Rich Studley, president and CEO of the Michigan Chamber of Commerce, says the vast majority of his members are committed to a safe reopening and return to normal, but don’t see passports as a way to do it.
“There is no groundswell of support that would be in favor of mandatory vaccines and vaccine passports,” he says. “If there is one thing businesses have learned over the past year in Michigan, other than how to survive, it is how to operate their business safely to protect employees and customers.”
In general, Americans – much like Europeans – are more accepting of passports to travel than they are for domestic use, according to polls.
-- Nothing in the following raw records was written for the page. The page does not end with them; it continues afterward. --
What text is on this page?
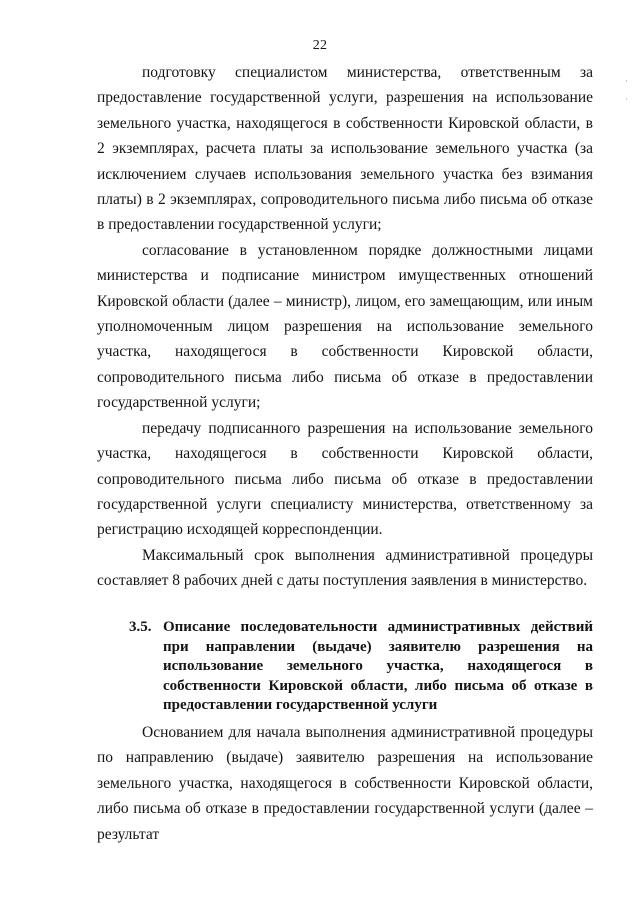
22
·
·

подготовку специалистом министерства, ответственным за предоставление государственной услуги, разрешения на использование земельного участка, находящегося в собственности Кировской области, в 2 экземплярах, расчета платы за использование земельного участка (за исключением случаев использования земельного участка без взимания платы) в 2 экземплярах, сопроводительного письма либо письма об отказе в предоставлении государственной услуги;

согласование в установленном порядке должностными лицами министерства и подписание министром имущественных отношений Кировской области (далее – министр), лицом, его замещающим, или иным уполномоченным лицом разрешения на использование земельного участка, находящегося в собственности Кировской области, сопроводительного письма либо письма об отказе в предоставлении государственной услуги;

передачу подписанного разрешения на использование земельного участка, находящегося в собственности Кировской области, сопроводительного письма либо письма об отказе в предоставлении государственной услуги специалисту министерства, ответственному за регистрацию исходящей корреспонденции.

Максимальный срок выполнения административной процедуры составляет 8 рабочих дней с даты поступления заявления в министерство.

3.5. Описание последовательности административных действий при направлении (выдаче) заявителю разрешения на использование земельного участка, находящегося в собственности Кировской области, либо письма об отказе в предоставлении государственной услуги

Основанием для начала выполнения административной процедуры по направлению (выдаче) заявителю разрешения на использование земельного участка, находящегося в собственности Кировской области, либо письма об отказе в предоставлении государственной услуги (далее – результат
Some analysts believe they are an inevitable part of post-pandemic mobility.
“Digital health certificates are already available in the EU, and my guess is that they will be widely used, even without being adopted by the U.S.,” says Chris Dye, a professor of epidemiology at Oxford University in Britain.
As other parts of the world move forward with passes, the U.S. might find itself playing catch-up. “It’ll be really interesting to look ahead three to six months and see as other parts of the world are going forward and using these kinds of mechanisms, if there will be a change,” says Dr. Kates.
Dominique Soguel reported from Basel, Switzerland.